А Верещагин орудует ножом. Он решил вырезать змею, которая кольцами обовьет весь мундштук, а голову положит на тот конец, где вставляется сигарета. Только вот какая беда: в области изобразительных искусств Верещагин ничего не умеет, змея наверняка получится – он знает это – неуклюжей и непохожей; кроме того, время идет, пора бы бросить все к черту и засесть за повторные расчеты, любовь к которым на Верещагина уже накатывает волнами.

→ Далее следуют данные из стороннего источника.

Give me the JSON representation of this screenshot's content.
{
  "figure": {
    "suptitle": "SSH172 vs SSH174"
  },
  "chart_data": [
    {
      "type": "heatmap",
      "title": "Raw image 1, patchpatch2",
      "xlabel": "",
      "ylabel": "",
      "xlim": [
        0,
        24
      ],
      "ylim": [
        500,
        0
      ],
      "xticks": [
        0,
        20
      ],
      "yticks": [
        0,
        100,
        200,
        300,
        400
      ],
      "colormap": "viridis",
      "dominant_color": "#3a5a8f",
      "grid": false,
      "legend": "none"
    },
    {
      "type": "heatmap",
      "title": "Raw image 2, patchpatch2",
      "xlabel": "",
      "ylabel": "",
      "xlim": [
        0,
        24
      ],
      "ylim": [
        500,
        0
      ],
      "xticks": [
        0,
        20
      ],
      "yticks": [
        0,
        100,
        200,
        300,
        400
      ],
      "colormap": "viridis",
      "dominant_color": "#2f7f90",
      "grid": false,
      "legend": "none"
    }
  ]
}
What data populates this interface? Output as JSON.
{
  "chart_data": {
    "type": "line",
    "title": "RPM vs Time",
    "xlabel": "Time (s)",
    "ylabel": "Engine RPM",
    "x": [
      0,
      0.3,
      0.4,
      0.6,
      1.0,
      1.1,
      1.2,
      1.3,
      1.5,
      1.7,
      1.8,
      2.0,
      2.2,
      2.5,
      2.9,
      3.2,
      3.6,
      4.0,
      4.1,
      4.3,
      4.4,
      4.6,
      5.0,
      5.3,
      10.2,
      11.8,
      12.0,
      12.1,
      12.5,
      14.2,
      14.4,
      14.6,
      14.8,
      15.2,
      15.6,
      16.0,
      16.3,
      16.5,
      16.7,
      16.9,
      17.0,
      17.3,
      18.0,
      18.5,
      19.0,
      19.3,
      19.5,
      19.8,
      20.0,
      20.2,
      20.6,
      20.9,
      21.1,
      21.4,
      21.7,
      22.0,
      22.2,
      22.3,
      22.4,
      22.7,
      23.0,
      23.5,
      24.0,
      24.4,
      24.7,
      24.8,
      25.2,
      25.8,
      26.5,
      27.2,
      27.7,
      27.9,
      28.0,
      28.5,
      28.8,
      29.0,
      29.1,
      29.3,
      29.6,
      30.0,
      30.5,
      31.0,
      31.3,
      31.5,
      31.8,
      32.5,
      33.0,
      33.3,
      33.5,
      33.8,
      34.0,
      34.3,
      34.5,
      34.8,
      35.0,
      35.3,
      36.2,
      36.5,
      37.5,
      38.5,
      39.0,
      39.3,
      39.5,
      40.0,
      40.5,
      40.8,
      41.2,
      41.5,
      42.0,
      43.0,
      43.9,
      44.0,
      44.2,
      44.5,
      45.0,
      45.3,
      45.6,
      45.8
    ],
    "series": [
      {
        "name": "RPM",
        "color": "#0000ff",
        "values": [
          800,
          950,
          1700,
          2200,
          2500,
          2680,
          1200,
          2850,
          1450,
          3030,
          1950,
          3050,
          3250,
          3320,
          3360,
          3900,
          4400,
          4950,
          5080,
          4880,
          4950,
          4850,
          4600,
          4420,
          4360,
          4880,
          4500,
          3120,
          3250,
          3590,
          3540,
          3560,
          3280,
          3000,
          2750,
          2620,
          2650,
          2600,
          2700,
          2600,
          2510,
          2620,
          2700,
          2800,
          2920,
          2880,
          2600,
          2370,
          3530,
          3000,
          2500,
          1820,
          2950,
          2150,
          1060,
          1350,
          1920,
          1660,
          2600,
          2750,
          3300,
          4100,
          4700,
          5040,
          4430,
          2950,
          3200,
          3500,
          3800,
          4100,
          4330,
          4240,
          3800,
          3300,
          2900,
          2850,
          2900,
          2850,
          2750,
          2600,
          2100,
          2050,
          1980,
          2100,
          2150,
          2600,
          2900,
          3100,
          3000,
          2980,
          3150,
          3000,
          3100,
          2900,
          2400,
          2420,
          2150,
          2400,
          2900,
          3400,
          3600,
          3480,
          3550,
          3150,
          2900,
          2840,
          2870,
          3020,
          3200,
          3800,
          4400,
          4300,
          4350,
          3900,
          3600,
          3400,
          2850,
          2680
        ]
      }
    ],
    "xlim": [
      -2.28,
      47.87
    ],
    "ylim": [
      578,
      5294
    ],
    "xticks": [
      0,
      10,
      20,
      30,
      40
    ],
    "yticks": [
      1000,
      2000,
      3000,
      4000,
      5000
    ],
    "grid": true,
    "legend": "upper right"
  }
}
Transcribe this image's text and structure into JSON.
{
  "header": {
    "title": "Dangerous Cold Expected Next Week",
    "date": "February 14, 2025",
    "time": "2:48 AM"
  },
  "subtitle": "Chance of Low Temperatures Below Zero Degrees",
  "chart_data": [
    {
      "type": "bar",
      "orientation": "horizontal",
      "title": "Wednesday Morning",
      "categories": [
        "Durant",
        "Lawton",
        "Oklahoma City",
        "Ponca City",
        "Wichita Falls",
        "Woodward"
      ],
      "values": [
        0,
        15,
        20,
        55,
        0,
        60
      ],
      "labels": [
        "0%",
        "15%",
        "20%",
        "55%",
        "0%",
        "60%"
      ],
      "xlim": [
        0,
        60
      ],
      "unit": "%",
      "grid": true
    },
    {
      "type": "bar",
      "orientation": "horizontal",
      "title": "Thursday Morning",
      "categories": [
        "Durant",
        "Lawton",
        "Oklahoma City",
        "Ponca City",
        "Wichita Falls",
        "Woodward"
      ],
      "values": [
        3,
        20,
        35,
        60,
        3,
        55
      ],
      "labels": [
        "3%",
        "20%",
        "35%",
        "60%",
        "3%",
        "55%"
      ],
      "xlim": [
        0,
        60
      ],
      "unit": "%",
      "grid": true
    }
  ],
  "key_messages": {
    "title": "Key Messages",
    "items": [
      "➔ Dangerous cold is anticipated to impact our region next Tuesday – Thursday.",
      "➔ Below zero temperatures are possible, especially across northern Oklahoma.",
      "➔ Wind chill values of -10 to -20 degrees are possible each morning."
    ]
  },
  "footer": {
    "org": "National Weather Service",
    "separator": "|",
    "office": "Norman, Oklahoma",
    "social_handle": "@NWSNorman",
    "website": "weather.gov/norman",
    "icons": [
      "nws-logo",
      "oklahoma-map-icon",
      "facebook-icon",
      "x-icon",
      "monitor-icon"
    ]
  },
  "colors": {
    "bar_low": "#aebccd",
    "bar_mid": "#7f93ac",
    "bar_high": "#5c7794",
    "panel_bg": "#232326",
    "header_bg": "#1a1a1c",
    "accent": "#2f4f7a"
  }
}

А Агонов все кричит. Он кричит, что когда юная девушка рожает ребенка от ровесника, то никакого усовершенствования не происходит (у него удивительная способность: взяв вначале определенный тон крика, держать его до конца без малейших изменений; постепенно привыкающему уху кажется, что речь звучит все тише и тише, в конце концов приходится даже напрягать слух, чтоб различать слова, хотя Агонов по-прежнему орет), по тому что в генах у юного самца, – орет он, – хранится лишь то богатство, которое получено от родителей, он передает это наследство дальше, своему сыну, ничего не имея прибавить, в результате: что взял, то и дал, никакого обогащения, топтание на месте, за которое природа по головке не погладит, она сурово наказывает тех, кто не хочет или не может бежать вперед – «Беги, беги! – кричит она. – Вперед, вперед! Не твоего ума дело – куда, прибежишь – сам увидишь, а пока беги, не задумывайся!», а кто не бежит, того она вычеркивает из списка, – тогда как пожилой мужчина к хранящемуся в генах опыту предков прибавляет опыт собственных страданий и мытарств. «А радостей?» – спрашивает Верещагин, кромсая мундштук. «И радостей», – соглашается Агонов неохотно, потому что опыта радостей в свои гены он не очень много добавил, в основном страданий и мытарств, так уж был устроен, что имел в жизни одни страдания и мытарства. И ребенок, – говорит он, – родившийся от пожилого мужчины, гораздо богаче, а следовательно, не только лучше приспособлен к современной ему жизни, но – и это главное – делает шаг вперед, так как начинает с того места, где отец заканчивает. «Ребенок всегда начинает с того места, где отец заканчивает, – кричит Агонов. – Но, спрашивается, где заканчивает отец-молокосос, если он еще и не начинал?»